Denunziation eines Schülers
Zwei Schüler werden mehr oder weniger dazu genötigt, einen Mitschüler, den vermeintlichen Dieb, zu denunzieren. Als dieser türkische Schüler vor versammelter Klasse dann auch noch gefilzt und aus der Klasse geführt wird, hat Carla Nowak genug. Zumal sich herausstellt, dass der Junge unschuldig ist, die Direktorin aber wenig Anstalten macht, die unberechtigte Verdächtigung geradezurücken.
20. 2., 10 Uhr, Cubix 7
21. 2., 20.30 Uhr, Blauer Stern
25. 2., 18.30 Uhr, Cineplex Titania
Aus gutem Grund mag Carla Nowak diese Ungerechtigkeit nicht einfach hinnehmen, versucht mit einer Webcam und bewusst im Portemonnaie zurückgelassenem Geld den Dieb oder die Diebin zu stellen und überschreitet damit selbst (ethische) Grenzen. Ihr detektivisches Vorgehen bringt sie auf die Spur der Sekretärin Frederike Kuhn (Eva Löbau), doch die streitet überraschenderweise alles ab.

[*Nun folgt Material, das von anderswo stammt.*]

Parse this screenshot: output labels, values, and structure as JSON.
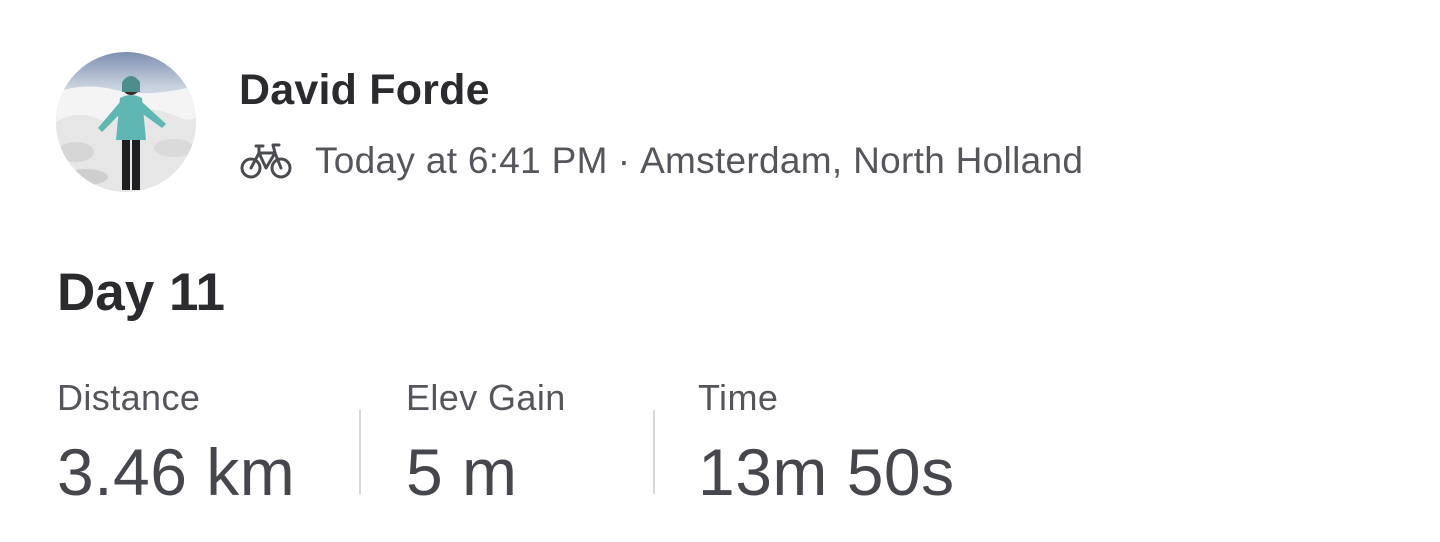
{
  "athlete": {
    "name": "David Forde",
    "avatar_icon": "profile-photo"
  },
  "meta": {
    "activity_icon": "bike-icon",
    "time": "Today at 6:41 PM",
    "separator": "·",
    "location": "Amsterdam, North Holland"
  },
  "activity": {
    "title": "Day 11"
  },
  "stats": {
    "distance": {
      "label": "Distance",
      "value": "3.46 km"
    },
    "elev_gain": {
      "label": "Elev Gain",
      "value": "5 m"
    },
    "time": {
      "label": "Time",
      "value": "13m 50s"
    }
  },
  "colors": {
    "text_primary": "#2b2b2f",
    "text_secondary": "#55565c",
    "divider": "#d6d6da"
  }
}
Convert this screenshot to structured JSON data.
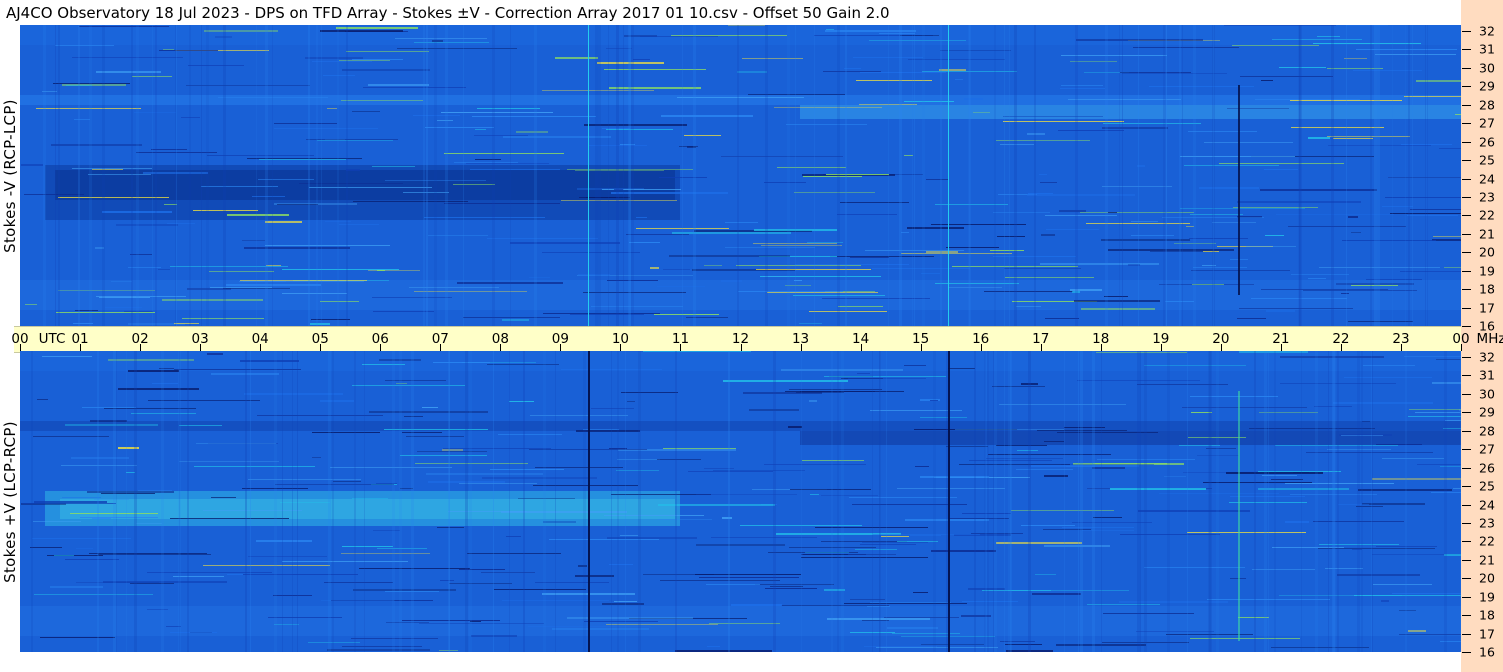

Und zu allem Überfluss ist auch noch ihr Sohn in der Klasse von Carla Nowak. Einer Klasse, die angesichts der sich verschärfenden Situationen zunehmend in rivalisierende Blöcke zerfällt.
Nach und nach lässt İlker Çatak die Situation nun eskalieren, zeigt eine junge, engagierte, es ganz ohne Frage sehr gut meinende Lehrerin, die sich dennoch zunehmend verrennt. Von allen Seiten scheint Carla Nowak unter Druck gesetzt zu werden, von alteingesessenen Kollegen, die gerade manche Schüler mit Migrationshintergrund eher als störend empfinden, und von der Direktorin, die möglichst unter dem Radar der Schulbehörde fliegen will.
Druck machen auch die sogenannten Helikoptereltern, die nicht zu erfüllende Ansprüche an die Schule haben, aber auch die Schüler selbst, die sich nicht nur in der Schülerzeitung sehr pointiert äußern und gegen tatsächliche oder eingebildete Ungerechtigkeiten zur Wehr setzen.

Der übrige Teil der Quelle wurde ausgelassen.